Ela foi morar na periferia num
barracão nos fundos da casa da mãe de Vilma, a mulher que dá apoio à separação
do casal e que as conversas de botequins identificam como a nova amante de Clara.
– “Mas Vilma não é casada? O marido dela é
virtual. Ela sempre gostou de ralar coco com coco. Preste atenção na
masculinidade da Vilma. Ela sempre foi homem, um homem de voz adocicada e
sensual para capturar as mulheres, meu amigo”.
A solidão colheu Emerson de chofre,
morando na casa da mãe, com 84 anos, os dois estão sozinhos nos finais de semana.
A velha já estava sozinha há muitos
anos.
A cena comum agora é ele deitado,
bêbado, chorando e ela chorando em cima do filho. Juntaram as duas solidões.
Solidão e solidão se juntam?
O assunto do Emerson é a sua vida e
falar mal de Clara. Uma mulher de nível diferente do seu. Ninguém da sua
família concordava com aquela união. Não daria certo, nível diferente. Ela uma
funcionária da faxina da sua agência. Ele o patrão. Ela analfabeta. Ele um
profissional de criação, vitorioso, premiado, ganhando um bom dinheiro.
Ele gosta dela. E todo mundo diz isto
repetindo a declaração dele.
Sua filha com a Clara está passando
necessidade, diz Emerson. Ela levou minha filha para morar num lugar horrível.
Lá está faltando leite. Vilma que havia garantido um salário de 2.500,00 reais
para Clara, agora só paga 750,00 reais.
No período de trabalho de Clara com
Cláudia, no Sesc Venda Nova, mais de 500 mulheres e mais de 100 homens se
reuniram durante duas semanas na mais intensa trepação, “quando Cláudia reúne
prevalece o sexo, é o sexismo da Cláudia, você sabe muito bem disso, e lá as
mulheres disputavam os homens e comercializavam, era um homem para cinco
mulheres”.
Clara estava lá e ali a vida da Clara
ganhou rumo, depois disso ela se declara livre e desimpedida.

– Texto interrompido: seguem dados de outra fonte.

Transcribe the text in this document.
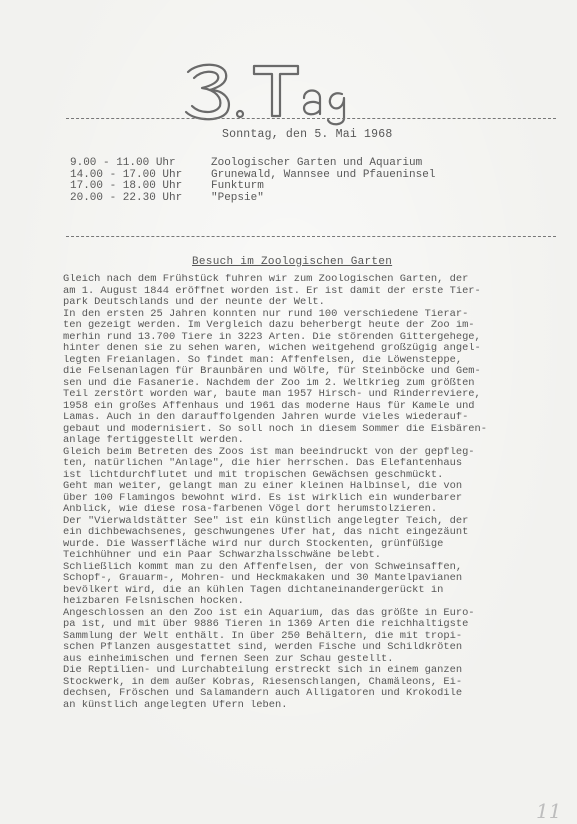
Sonntag, den 5. Mai 1968
9.00 - 11.00 Uhr	Zoologischer Garten und Aquarium
14.00 - 17.00 Uhr	Grunewald, Wannsee und Pfaueninsel
17.00 - 18.00 Uhr	Funkturm
20.00 - 22.30 Uhr	"Pepsie"
Besuch im Zoologischen Garten
Gleich nach dem Frühstück fuhren wir zum Zoologischen Garten, der
am 1. August 1844 eröffnet worden ist. Er ist damit der erste Tier-
park Deutschlands und der neunte der Welt.
In den ersten 25 Jahren konnten nur rund 100 verschiedene Tierar-
ten gezeigt werden. Im Vergleich dazu beherbergt heute der Zoo im-
merhin rund 13.700 Tiere in 3223 Arten. Die störenden Gittergehege,
hinter denen sie zu sehen waren, wichen weitgehend großzügig angel-
legten Freianlagen. So findet man: Affenfelsen, die Löwensteppe,
die Felsenanlagen für Braunbären und Wölfe, für Steinböcke und Gem-
sen und die Fasanerie. Nachdem der Zoo im 2. Weltkrieg zum größten
Teil zerstört worden war, baute man 1957 Hirsch- und Rinderreviere,
1958 ein großes Affenhaus und 1961 das moderne Haus für Kamele und
Lamas. Auch in den darauffolgenden Jahren wurde vieles wiederauf-
gebaut und modernisiert. So soll noch in diesem Sommer die Eisbären-
anlage fertiggestellt werden.
Gleich beim Betreten des Zoos ist man beeindruckt von der gepfleg-
ten, natürlichen "Anlage", die hier herrschen. Das Elefantenhaus
ist lichtdurchflutet und mit tropischen Gewächsen geschmückt.
Geht man weiter, gelangt man zu einer kleinen Halbinsel, die von
über 100 Flamingos bewohnt wird. Es ist wirklich ein wunderbarer
Anblick, wie diese rosa-farbenen Vögel dort herumstolzieren.
Der "Vierwaldstätter See" ist ein künstlich angelegter Teich, der
ein dichbewachsenes, geschwungenes Ufer hat, das nicht eingezäunt
wurde. Die Wasserfläche wird nur durch Stockenten, grünfüßige
Teichhühner und ein Paar Schwarzhalsschwäne belebt.
Schließlich kommt man zu den Affenfelsen, der von Schweinsaffen,
Schopf-, Grauarm-, Mohren- und Heckmakaken und 30 Mantelpavianen
bevölkert wird, die an kühlen Tagen dichtaneinandergerückt in
heizbaren Felsnischen hocken.
Angeschlossen an den Zoo ist ein Aquarium, das das größte in Euro-
pa ist, und mit über 9886 Tieren in 1369 Arten die reichhaltigste
Sammlung der Welt enthält. In über 250 Behältern, die mit tropi-
schen Pflanzen ausgestattet sind, werden Fische und Schildkröten
aus einheimischen und fernen Seen zur Schau gestellt.
Die Reptilien- und Lurchabteilung erstreckt sich in einem ganzen
Stockwerk, in dem außer Kobras, Riesenschlangen, Chamäleons, Ei-
dechsen, Fröschen und Salamandern auch Alligatoren und Krokodile
an künstlich angelegten Ufern leben.
11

Ontem, ela ligou para ele e agradeceu
tudo o que ele fez por ela. Liga quase como para uma manutenção de esperança ou
de dependência.
Liga para saber se a corda está tensa,
para ouvi-lo submisso, para sua satisfação, lembrando-o da sua liberdade e vida
sem compromisso, da sua disponibilidade.
Vilma diz que Emerson explorava Clara
e que a vida deles estava um inferno. Diz que Emerson não está sofrendo nada
não, que tudo é fingimento, que ele não tem nada, que está bom, que é
mentiroso.
Carlos, o presidente da AMS, diz que Emerson
e Vilma deram um tombo na SMA, que Emerson brigou com Carline, o jornalista que
ele queria levar para lá, “foi grosseiro e me deixou numa situação delicada”,
que Emerson nunca fez nada direito, que sempre errou nos trabalhos feitos para
ele.
A versão da vida comum da Vilma com a Clara
tem prevalecido.
Emerson continua chorando.
Pensa e fala em suicídio. Busca apoio
de pessoas que possam ouvi-lo, frequentando reunião de empresários em maus
lençóis e que leem a Bíblia e depois relatam suas desventuras.
Ontem, ele foi a uma reunião espírita
onde se discutiu o controle das emoções e a construção do conhecimento pessoal
que possibilitaria estabilidade às vidas e um crescimento emocional, “se
discutiu também o QI e o quociente emocional”.
Depois, ele recebeu um passe dado pela
mulher que dirige o Centro Espírita e que é a guia espiritual e médium: a Maria
Helena.
Ah! Ah! A dona Maria Helena, cujo
marido não suportou viver com ela e que pulou do trigésimo andar.